El análisis adicional indica que las bacterias CAG-170 tienen la capacidad de producir altos niveles de vitamina B12 y enzimas que descomponen una amplia variedad de carbohidratos, azúcares y fibras presentes en nuestro intestino. Los investigadores sugieren que esta vitamina podría beneficiar a otras especies bacterianas del intestino, más que a los humanos directamente.
Este descubrimiento sugiere que CAG-170 podría convertirse en un indicador clave para evaluar la salud del microbioma intestinal. Además, abre la posibilidad de desarrollar nuevos probióticos diseñados específicamente para mantener niveles saludables de estas bacterias en el intestino.
El Dr. Alexandre Almeida, quien lidera la investigación desde el Departamento de Medicina Veterinaria de la Universidad de Cambridge, afirmó: “Nuestro trabajo ha demostrado que las bacterias CAG-170, parte del ‘microbioma oculto’, parecen ser actores clave en la salud humana al ayudarnos a digerir los componentes principales de nuestra alimentación y mantener el funcionamiento adecuado del microbioma”.
Almeida añadió: “Analizamos los microbios intestinales de miles de personas en 39 países y 13 enfermedades diferentes, incluyendo Crohn y obesidad. Encontramos consistentemente que las personas con estas enfermedades tenían niveles más bajos de las bacterias CAG-170”.
La investigación se basa en tres líneas principales de evidencia. En primer lugar, se analizaron más de 11,000 muestras provenientes principalmente de Europa, América del Norte y Asia.
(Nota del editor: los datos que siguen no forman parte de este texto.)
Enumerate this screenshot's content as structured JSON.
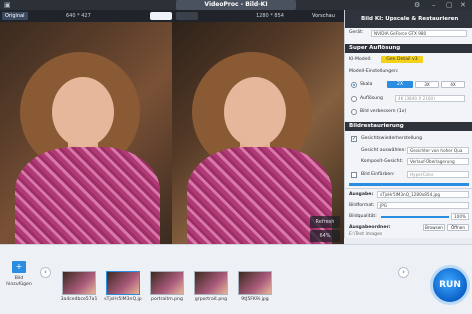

Estas muestras incluían tanto individuos sanos como aquellos con diversas patologías.
En segundo lugar, se realizó un análisis computacional exhaustivo del microbioma intestinal en más de 6,000 personas sanas para identificar qué especies podrían contribuir a mantener el equilibrio del ecosistema intestinal. De nuevo, las bacterias CAG-170 mostraron una asociación notable con la salud.
Por último, al medir los niveles de CAG-170 en personas con disbiosis —una condición caracterizada por un desequilibrio en el microbioma— se observó que niveles reducidos estaban vinculados a una mayor probabilidad de sufrir este tipo de desequilibrio. La disbiosis está relacionada con múltiples condiciones crónicas como el síndrome del intestino irritable y trastornos psicológicos.
Nuestro microbioma intestinal está compuesto por miles de millones de bacterias pertenecientes a aproximadamente 4,600 especies diferentes. Aunque la composición varía entre individuos, su función principal es mantener el organismo funcionando adecuadamente.
Los científicos esperan que al comprender mejor cómo es un microbioma intestinal saludable puedan identificar cambios asociados a enfermedades específicas y corregirlos mediante enfoques como probióticos personalizados. Este estudio representa un paso significativo hacia esa meta.
“La industria probiótica no ha avanzado al ritmo necesario con respecto a la investigación sobre el microbioma; muchas personas siguen utilizando las mismas especies probióticas desde hace décadas”, comentó Almeida. “Ahora estamos descubriendo nuevos grupos bacterianos como CAG-170 que están estrechamente relacionados con nuestra salud”.
A medida que continúan estos estudios, será fundamental encontrar métodos para cultivar y probar estas bacterias menos conocidas para traducir los hallazgos actuales en nuevas opciones terapéuticas efectivas.